Così Marcus Donato, titolare di una società di brokeraggio in campo marittimo, aveva presentato nell'ultimo giorno utile la propria candidatura per ottenere in concessione l'intero Porto Vecchio, lo scorso agosto. Era uno dei quattro progetti «globali» per l'intera area, e ora risulta l'unico scartato fra questi.
Nato in Svizzera da padre triestino, Donato è titolare della società di brokeraggio «Helm project marine brokerage service». In precedenza era stato project manager di navi soprattutto da crociera a Monfalcone e in Germania. Così aveva allora parlato della base finanziaria messa in piedi per ottenere la concessione: «Ho alle spalle un gruppo bancario internazionale con capitali europei e statunitensi, un gruppo di imprenditori italiani e un partner di prestigio del settore alberghiero».

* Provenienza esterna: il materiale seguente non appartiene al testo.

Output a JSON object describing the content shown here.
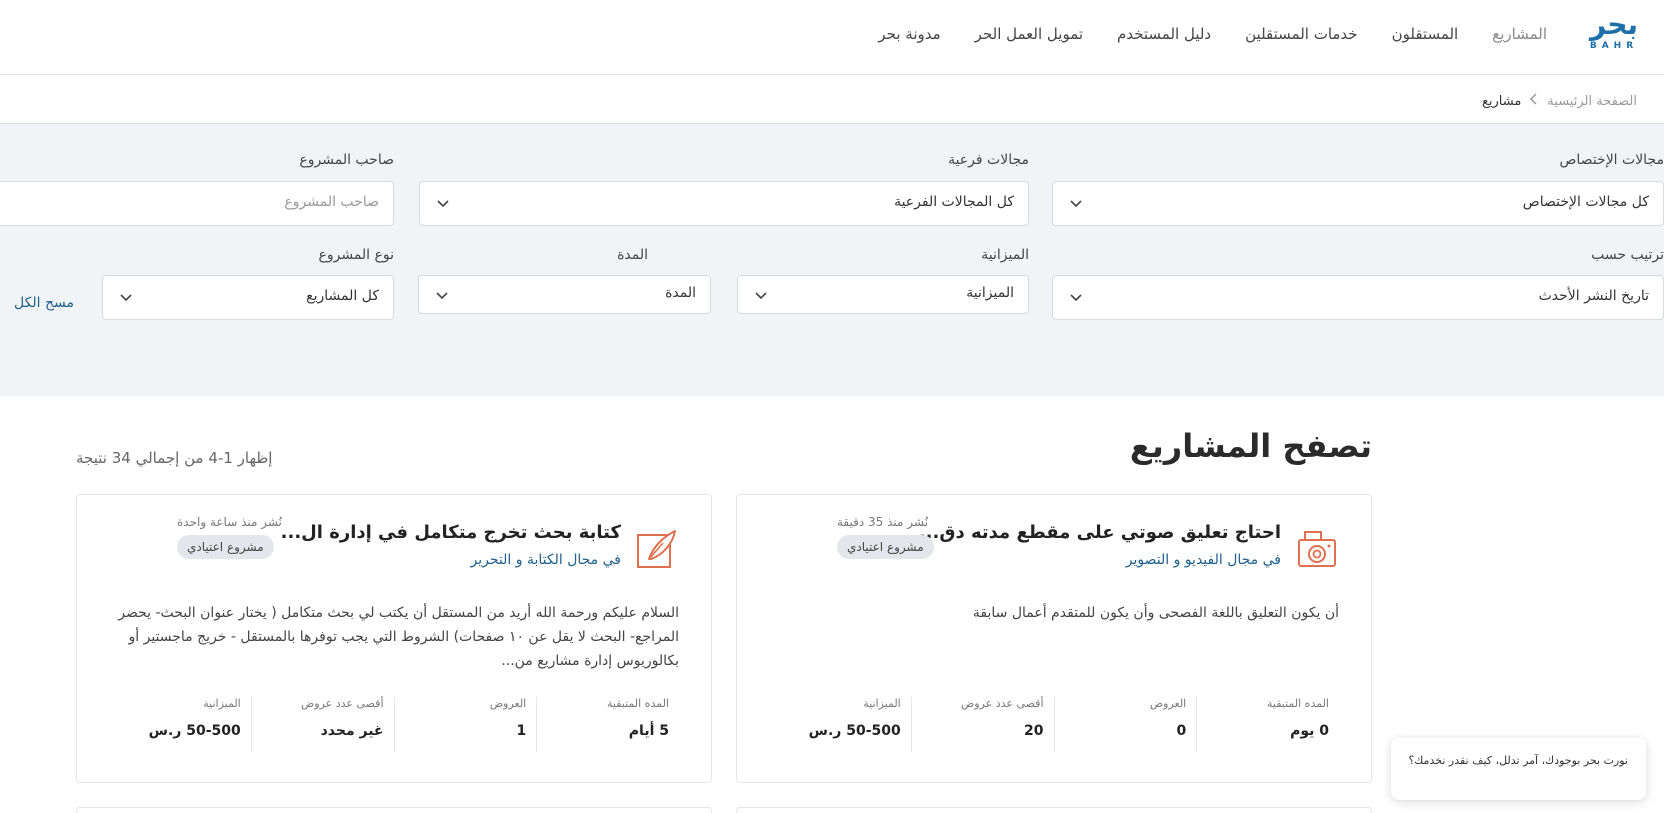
{
  "header": {
    "logo_ar": "بحر",
    "logo_en": "BAHR",
    "nav": [
      {
        "label": "المشاريع"
      },
      {
        "label": "المستقلون"
      },
      {
        "label": "خدمات المستقلين"
      },
      {
        "label": "دليل المستخدم"
      },
      {
        "label": "تمويل العمل الحر"
      },
      {
        "label": "مدونة بحر"
      }
    ]
  },
  "breadcrumb": {
    "home": "الصفحة الرئيسية",
    "current": "مشاريع"
  },
  "filters": {
    "specialization": {
      "label": "مجالات الإختصاص",
      "value": "كل مجالات الإختصاص"
    },
    "subfields": {
      "label": "مجالات فرعية",
      "value": "كل المجالات الفرعية"
    },
    "owner": {
      "label": "صاحب المشروع",
      "placeholder": "صاحب المشروع"
    },
    "sort": {
      "label": "ترتيب حسب",
      "value": "تاريخ النشر الأحدث"
    },
    "budget": {
      "label": "الميزانية",
      "value": "الميزانية"
    },
    "duration": {
      "label": "المدة",
      "value": "المدة"
    },
    "project_type": {
      "label": "نوع المشروع",
      "value": "كل المشاريع"
    },
    "clear_all": "مسح الكل"
  },
  "main": {
    "title": "تصفح المشاريع",
    "result_count": "إظهار 1-4 من إجمالي 34 نتيجة"
  },
  "projects": [
    {
      "icon": "camera-icon",
      "title": "احتاج تعليق صوتي على مقطع مدته دق...",
      "category": "في مجال الفيديو و التصوير",
      "posted": "نُشر منذ 35 دقيقة",
      "badge": "مشروع اعتيادي",
      "description": "أن يكون التعليق باللغة الفصحى وأن يكون للمتقدم أعمال سابقة",
      "stats": [
        {
          "label": "المده المتبقية",
          "value": "0 يوم"
        },
        {
          "label": "العروض",
          "value": "0"
        },
        {
          "label": "أقصى عدد عروض",
          "value": "20"
        },
        {
          "label": "الميزانية",
          "value": "50-500 ر.س"
        }
      ]
    },
    {
      "icon": "quill-pen-icon",
      "title": "كتابة بحث تخرج متكامل في إدارة ال...",
      "category": "في مجال الكتابة و التحرير",
      "posted": "نُشر منذ ساعة واحدة",
      "badge": "مشروع اعتيادي",
      "description": "السلام عليكم ورحمة الله أريد من المستقل أن يكتب لي بحث متكامل ( يختار عنوان البحث- يحضر المراجع- البحث لا يقل عن ١٠ صفحات) الشروط التي يجب توفرها بالمستقل - خريج ماجستير أو بكالوريوس إدارة مشاريع من...",
      "stats": [
        {
          "label": "المده المتبقية",
          "value": "5 أيام"
        },
        {
          "label": "العروض",
          "value": "1"
        },
        {
          "label": "أقصى عدد عروض",
          "value": "غير محدد"
        },
        {
          "label": "الميزانية",
          "value": "50-500 ر.س"
        }
      ]
    }
  ],
  "chat": {
    "message": "نورت بحر بوجودك، آمر تدلل، كيف نقدر نخدمك؟"
  },
  "colors": {
    "brand": "#1f6fa8",
    "link": "#1f5f8b",
    "icon_accent": "#e0704f",
    "filter_bg": "#f1f4f7"
  }
}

Tra i punti di forza del progetto che mirava a riallestire l'intera immensa area del Porto Vecchio secondo l'imprenditore c'erano le strutture alberghiere: «Il fatto che la variante urbanistica non ammetta la realizzazione di alberghi non ci spaventa - aveva affermato allora -, intendiamo realizzare ostelli, foresterie, resort turistici a servizio dei clienti dei porti nautici».
Una speciale sottolineatura Donato aveva riservato all'idea di proporre una spiaggia rigorosamente pubblica, dunque a disposizione della città.